In a flash, she’s on his side of the booth, pinning him against the wall with a long, deep kiss. “And now what do you think about Miss Kittie Wentworth?” Her lips are pressed against Frank’s. He can feel her smiling. “And me.”
“Lately, to be on the safe side, I’d say I don’t have an opinion. But if a postcard makes you this happy, I’m all for it.”
“I’d love to stay here and kiss the day away with you, Frank, but—”
“Why don’t you?” Frank pushes my hair off of my shoulder. “I’ll close the diner, give you all the kisses you want.

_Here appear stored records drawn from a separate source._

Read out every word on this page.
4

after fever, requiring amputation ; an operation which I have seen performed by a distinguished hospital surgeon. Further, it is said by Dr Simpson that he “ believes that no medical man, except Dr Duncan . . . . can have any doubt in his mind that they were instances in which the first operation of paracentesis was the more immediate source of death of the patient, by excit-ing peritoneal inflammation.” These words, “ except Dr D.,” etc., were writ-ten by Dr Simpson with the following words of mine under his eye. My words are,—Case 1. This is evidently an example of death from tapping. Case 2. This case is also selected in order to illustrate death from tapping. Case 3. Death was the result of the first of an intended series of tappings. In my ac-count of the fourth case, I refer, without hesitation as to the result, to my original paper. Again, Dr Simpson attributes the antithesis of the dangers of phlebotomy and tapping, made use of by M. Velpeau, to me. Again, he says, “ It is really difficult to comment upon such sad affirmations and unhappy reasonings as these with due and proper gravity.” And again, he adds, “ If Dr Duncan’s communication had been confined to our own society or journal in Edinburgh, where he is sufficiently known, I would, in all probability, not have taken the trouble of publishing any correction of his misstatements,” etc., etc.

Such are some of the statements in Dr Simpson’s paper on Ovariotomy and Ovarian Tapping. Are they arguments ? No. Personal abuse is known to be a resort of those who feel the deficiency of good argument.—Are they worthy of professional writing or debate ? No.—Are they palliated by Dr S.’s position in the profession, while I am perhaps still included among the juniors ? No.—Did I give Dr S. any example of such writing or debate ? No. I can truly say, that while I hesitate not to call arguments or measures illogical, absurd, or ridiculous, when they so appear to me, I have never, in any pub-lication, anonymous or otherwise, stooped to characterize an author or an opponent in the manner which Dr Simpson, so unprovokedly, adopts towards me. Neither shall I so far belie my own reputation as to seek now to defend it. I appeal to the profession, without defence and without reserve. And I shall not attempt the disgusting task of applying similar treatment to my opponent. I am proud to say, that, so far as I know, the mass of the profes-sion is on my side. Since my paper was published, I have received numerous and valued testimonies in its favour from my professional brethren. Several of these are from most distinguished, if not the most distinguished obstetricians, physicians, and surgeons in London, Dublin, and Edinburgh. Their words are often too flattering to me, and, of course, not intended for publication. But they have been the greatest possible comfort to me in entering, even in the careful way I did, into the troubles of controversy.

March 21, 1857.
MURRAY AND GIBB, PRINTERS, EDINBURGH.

Give you whatever you want.”
“Claire will be leaving for work soon, and I have to watch the boys.” He feigns brokenhearted-ness as I pull away, but that’s what it feels like to tear myself away from him. “Come over after you’ve closed for lunch?”
“And compete with the boys and the bachelors for your attention? Hell, no. I want you all to myself.” I laugh and press a tiny good-bye kiss against his lips.
“Sure you won’t change your mind and stay?”
“I have to get some things from the store. I’ll see you soon.” I can feel him watching me as I leave, and I know he feels the same kind of rubber-band love I do, the kind that stretches between two lovers only to pull them back together again and again.
Sweet old Mr. Bodette stands and smooths his thinning hair when I walk into the store. “Good morning, pretty lady.”
“Good morning, Mr. Bodette.”
“I sure wish you’d call me Hank.”
“I have a small list of things I need, and I’m sure I’ll find some things I don’t, Hank.” The blush on his stubbled old face is adorable. “I hope your Fourth of July was lovely.”
“It was. I understand you went out of town for the holiday. Home, somebody said.”
I think only about the best parts of our trip to Memphis and smile. “It was a wonderful holiday.”
Hank tallies up my purchases on a small paper sack, and his math is off, in my favor. I’m not sure whether he’s still flirting or he can’t add properly, but I’m guessing he was quite the ladies’ man in his day. I pay him and want to hug him for being so adorable. I’m almost out the post-office door when he calls after me. “Miss Vada, did Frank give you your mail?”
“Why, yes, he did.” I’m so excited I could fly all the way back to the boardinghouse.